# Not quite wood...but



## SDB777 (Mar 7, 2012)

I had it laying on a piece of wood at some point in time? It's Baron Chrome Rollerball with my home cast US stamp blank.







Made this as part of an experiment. Learned a few things to do, and more importantly...not to do!




Finished this one just a while ago. Looking for a suitable wood to use as a cigar wrapper. Maybe, maybe not? I'll just make a cap out of a Pine Cone for this one....this one is the Sedona Bright Copper Rollerball. Was thinking about glue-ing a cigar band on it and making a cap with ash, but I'm not sure it's the right color.








Pine Cone is in the works!







Scott (25 or 6 to 4 = stupid song) B


----------



## Dennis_Peacock (Mar 8, 2012)

Very nice. I like them both.


----------



## SDB777 (Mar 11, 2012)

Dennis_Peacock said:


> Very nice. I like them both.



Howdy neighbor! Thanks for the nice words.....I'm still not to sure about the postage stamp one, but I guess it's growing on me a little?
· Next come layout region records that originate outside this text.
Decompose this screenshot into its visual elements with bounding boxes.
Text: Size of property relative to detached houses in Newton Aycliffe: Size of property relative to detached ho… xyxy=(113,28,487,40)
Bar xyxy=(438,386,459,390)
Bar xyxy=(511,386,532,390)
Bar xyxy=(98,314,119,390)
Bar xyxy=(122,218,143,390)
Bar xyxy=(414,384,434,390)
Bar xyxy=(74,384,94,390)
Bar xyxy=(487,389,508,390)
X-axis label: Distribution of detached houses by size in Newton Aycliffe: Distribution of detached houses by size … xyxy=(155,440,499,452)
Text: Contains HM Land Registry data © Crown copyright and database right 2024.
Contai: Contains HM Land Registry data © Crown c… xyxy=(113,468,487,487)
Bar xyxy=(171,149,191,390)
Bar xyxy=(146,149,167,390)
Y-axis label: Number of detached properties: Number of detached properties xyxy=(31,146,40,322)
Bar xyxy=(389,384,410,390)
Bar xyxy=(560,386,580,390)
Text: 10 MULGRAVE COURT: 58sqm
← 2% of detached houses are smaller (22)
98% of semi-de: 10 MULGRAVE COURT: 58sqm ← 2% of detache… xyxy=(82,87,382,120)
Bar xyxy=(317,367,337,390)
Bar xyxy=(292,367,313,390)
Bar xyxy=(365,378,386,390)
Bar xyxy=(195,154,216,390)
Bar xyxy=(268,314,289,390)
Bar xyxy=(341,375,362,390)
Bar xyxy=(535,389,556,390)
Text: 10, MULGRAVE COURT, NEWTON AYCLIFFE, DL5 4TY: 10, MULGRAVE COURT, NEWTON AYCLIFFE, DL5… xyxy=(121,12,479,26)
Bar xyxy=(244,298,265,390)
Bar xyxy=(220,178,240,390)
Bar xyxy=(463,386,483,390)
Scott (growing like the vortex...) B


----------



## forestgreen (Mar 19, 2012)

I like the concept behind the stamp one, perhaps you can create some other graphics that can work in the same structure, based on the second photo I am assuming that these are both pens (please correct me if I am wrong), it would be cool to have a custom design inside the pen as opposed to stamps, just a thought.


----------